Recently I was standing in line at the local pharmacy to pick
up a prescription. A couple of elderly women were in line in front of me. One
was younger than the other so I assumed it was a mother and daughter. The
daughter was helping her mother get around. The prescription was for the older
woman, and the pharmacy tech asked her to sign the screen. She held up her hand
and it had a cast on it, and she said she was right handed. The tech said it
didn’t matter what the signature looked like, he just needed to sign for it.
“But it won’t look like my real signature,” the woman said. “It doesn’t
matter,” the tech said. “You could have her sign for it if you want.” The woman
said she would try. She commented that it didn’t look like her signature.
The tech, who was young enough to be at least her grandson
if not her great grandson, may not have understood what underlay the woman’s
concern. She grew up in a world in which a signature meant something. When you
signed a document you made sure it was an accurate representation of your
signature. The more important the document, the more care you took with your
signature. You might even pause for a second or two and soak in the
significance of your signature. I often do when I am signing a marriage license after I have officiated at a wedding. My signature certifies that the two people were legally married by me. The legal implications of my signature on that license are tremendous.
Now, it doesn’t matter if your electronic signature
resembles anything other than the scrawl of a two year old trying out a crayon
for the first time before eating it. In this vignette I was reminded of the
vast difference between the two worlds of these two people. One just wanted her
to sign the screen so she could take the medication. The other was concerned
about the accuracy of her signature.
It may seem a small thing, and in and of itself it is, but
the difference is striking. This highlights the overlap we still have of people
who lived and worked before the digital age, and those who grew up with it and
take it for granted, and at times get impatient with geezers like me who
sometimes are confused by it.
I think about my parents’ generation, growing up, getting an
education and raising a family all before the current advent of digital
technology. At that time a signature meant something. Both my parents had
beautiful copperplate signatures. My signature, on the other hand, is a train
wreck. I’m a perfect candidate to sign the screen. Nobody can read it on paper
either so why would it matter on screen?I remember moving to another state and applying for a drivers license, and I signed the form. The clerk complained that she couldn't read it. I said it was my signature. She replied that it wasn't my signature unless it was legible. I took the form back, printed my name in large block letters and handed it back to her. She was satisfied.
Signatures are an individual thing. Some signatures are
famous for the documents that they appear on. John Hancock’s signature is still
barely visible on the original Declaration of Independence, which has suffered
abuse after abuse since it was signed 243 years ago, and as a shadow of its
former self now sits enshrined in inert gas at the National Archive. Many of
the signatures have either totally disappeared or have only traces remaining.
We all know that Thomas Jefferson, John Hancock, and Benjamin Franklin (among
others) signed the document so does it matter if their signatures have
disappeared? Does it make the document less valid? It’s a question to ponder.

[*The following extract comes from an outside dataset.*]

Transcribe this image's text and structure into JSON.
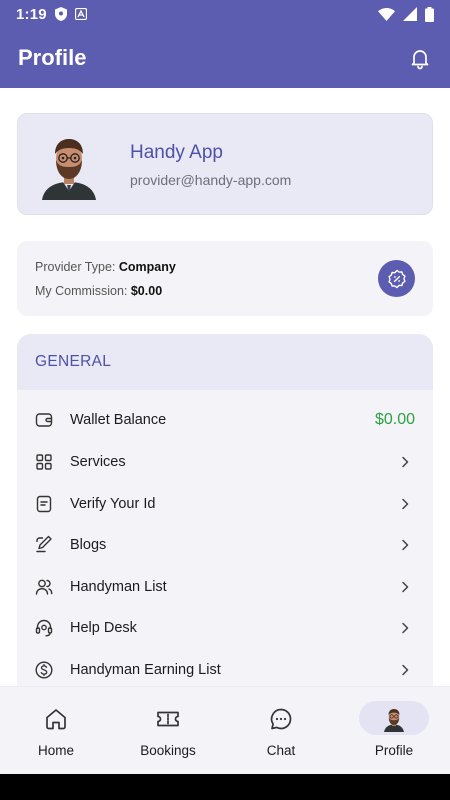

For many historical figures the reproduction of a signature
is one way to indicate the individual character of a famous person, along with
a photograph or portrait. It’s their own rendering of their own name. What can
be more individual than that? My handwritten version of John Hancock’s name
would not be his signature. His, written with the comment that he wrote it
large enough so that King George III could read it without his spectacles, is
most assuredly his own name.
This is all in the background of the vignette I witnessed
and the window that it is, a window into a world that is vanishing one death at
a time. Are we entering an age when nothing means anything anymore? I wonder.